Gang w klatce
Prokuratura Okręgowa w Suwałkach oskarżyła 2 ostatnich członków gangu uprowadzającego ludzi dla okupu. Jednego z porwań dokonano w Augustowie
Zatrzymano także 31-letniego Artura Wojciecha K., uznawanego za "mózg" wszystkich operacji - poinformowała rzeczniczka suwalskiej prokuratury Hanna Lewczuk.
Gang, liczący siedmiu członków uprowadził w latach 2000-2001 pięć osób. Uprowadzeni byli brutalnie traktowani, bici i więzieni w nieludzkich warunkach. Za wszystkie osoby przestępcy wyłudzili okupy na kwotę prawie 3 mln złotych. Poszkodowani byli potem uwalniani. Prokuratura oskarżyła dotąd pięciu członków gangu, w tym jego przywódcę Litwina Jouzasa P., zatrzymanego w 2004 roku w Amsterdamie, któremu dodatkowo zarzuciła kierowanie grupą przestępczą.
Oskarżony Artur Wojciech K., mieszkaniec Warszawy był jego "prawą ręką". Według nieoficjalnych informacji z prokuratury w Suwałkach Artur K. to drugi na "top liście" poszukiwanych przestępców w Polsce. W jego zatrzymaniu we wrześniu 2005 roku brała udział specjalna grupa pościgowa komendy głównej policji. Intensywne poszukiwania mieszkańca stolicy trwały półtora roku.
Drugim mężczyzną objętym aktem oskarżenia jest 31-letni Maciej W., który uczestniczył w dwóch porwaniach.
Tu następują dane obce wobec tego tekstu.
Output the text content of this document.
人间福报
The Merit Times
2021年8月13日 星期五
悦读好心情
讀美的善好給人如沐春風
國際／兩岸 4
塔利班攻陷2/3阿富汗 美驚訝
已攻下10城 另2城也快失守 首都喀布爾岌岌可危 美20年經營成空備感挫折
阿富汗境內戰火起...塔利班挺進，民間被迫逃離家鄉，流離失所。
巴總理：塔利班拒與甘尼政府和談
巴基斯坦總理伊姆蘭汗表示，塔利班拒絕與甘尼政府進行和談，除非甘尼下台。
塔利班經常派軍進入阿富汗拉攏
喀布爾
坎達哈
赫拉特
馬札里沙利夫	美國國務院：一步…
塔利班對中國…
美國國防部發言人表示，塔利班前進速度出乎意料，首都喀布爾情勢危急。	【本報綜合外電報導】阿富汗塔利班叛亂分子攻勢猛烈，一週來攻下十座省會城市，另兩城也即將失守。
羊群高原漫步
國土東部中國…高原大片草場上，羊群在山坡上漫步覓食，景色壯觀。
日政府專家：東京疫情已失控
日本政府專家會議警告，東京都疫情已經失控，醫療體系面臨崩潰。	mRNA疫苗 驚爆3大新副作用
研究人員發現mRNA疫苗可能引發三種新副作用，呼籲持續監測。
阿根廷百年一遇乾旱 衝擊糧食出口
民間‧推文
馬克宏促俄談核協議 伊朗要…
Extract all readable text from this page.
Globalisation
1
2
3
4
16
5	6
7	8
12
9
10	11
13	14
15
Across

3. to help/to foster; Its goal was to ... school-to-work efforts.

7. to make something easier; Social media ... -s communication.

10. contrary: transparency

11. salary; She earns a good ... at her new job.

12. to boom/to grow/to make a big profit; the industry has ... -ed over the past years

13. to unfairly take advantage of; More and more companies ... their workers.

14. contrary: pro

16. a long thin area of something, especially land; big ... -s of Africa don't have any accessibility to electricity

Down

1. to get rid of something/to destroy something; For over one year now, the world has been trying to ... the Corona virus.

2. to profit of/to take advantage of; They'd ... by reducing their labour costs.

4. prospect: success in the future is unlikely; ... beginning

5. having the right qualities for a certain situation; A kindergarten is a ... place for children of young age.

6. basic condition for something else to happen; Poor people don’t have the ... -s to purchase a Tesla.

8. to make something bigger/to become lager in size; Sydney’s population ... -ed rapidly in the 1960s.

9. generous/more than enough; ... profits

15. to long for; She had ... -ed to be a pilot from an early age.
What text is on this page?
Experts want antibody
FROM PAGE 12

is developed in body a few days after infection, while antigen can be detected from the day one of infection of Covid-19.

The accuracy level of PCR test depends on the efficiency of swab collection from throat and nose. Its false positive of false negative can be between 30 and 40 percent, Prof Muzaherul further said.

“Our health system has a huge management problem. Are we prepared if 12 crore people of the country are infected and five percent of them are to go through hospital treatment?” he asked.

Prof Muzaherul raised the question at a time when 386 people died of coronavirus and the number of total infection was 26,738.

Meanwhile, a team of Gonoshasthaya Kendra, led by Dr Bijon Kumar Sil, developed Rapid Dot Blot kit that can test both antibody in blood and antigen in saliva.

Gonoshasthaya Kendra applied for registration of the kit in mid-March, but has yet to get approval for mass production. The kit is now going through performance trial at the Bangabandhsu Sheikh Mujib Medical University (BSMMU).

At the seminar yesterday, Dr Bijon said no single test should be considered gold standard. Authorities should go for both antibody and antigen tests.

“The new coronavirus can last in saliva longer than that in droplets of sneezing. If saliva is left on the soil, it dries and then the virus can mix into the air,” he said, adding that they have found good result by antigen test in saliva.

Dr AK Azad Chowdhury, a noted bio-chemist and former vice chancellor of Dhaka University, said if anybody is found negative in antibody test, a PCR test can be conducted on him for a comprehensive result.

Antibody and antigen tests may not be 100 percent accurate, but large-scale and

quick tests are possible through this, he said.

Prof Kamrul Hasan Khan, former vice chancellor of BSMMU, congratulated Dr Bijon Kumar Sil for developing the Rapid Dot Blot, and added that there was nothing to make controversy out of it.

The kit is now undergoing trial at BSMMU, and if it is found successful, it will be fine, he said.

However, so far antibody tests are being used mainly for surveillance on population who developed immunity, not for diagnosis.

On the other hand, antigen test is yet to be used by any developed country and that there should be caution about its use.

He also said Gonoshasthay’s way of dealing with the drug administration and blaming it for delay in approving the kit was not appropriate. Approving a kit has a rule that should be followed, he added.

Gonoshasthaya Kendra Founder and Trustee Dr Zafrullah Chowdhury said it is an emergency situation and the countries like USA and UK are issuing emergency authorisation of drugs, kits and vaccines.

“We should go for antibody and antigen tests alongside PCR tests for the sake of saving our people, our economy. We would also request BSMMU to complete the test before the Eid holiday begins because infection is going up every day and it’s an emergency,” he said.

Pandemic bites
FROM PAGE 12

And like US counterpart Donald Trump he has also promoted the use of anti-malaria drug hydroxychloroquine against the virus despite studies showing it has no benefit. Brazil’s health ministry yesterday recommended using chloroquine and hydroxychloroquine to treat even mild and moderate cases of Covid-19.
Jego rolą było organizowanie miejsc przetrzymywania poszkodowanych. "Artur K. był jednym z najbardziej poszukiwanych przestępców w Polsce. To on planował i brał udział we wszystkich porwaniach. Pełnił także rolę negocjatora z rodzinami w sprawie przekazywania okupów" - powiedziała PAP Lewczuk.
Przestępcy dokonali porwań w Augustowie (Podlaskie), Luboniu k. Poznania, Elblągu, Mławie i Przeźmierowie k. Poznania.
Suwalska prokuratura skierowała akt oskarżenia do Sądu Rejonowego w Poznaniu. Wobec pozostałych członków gangu aktualnie sprawy toczą się przed sądami w Lublinie, Augustowie i Poznaniu.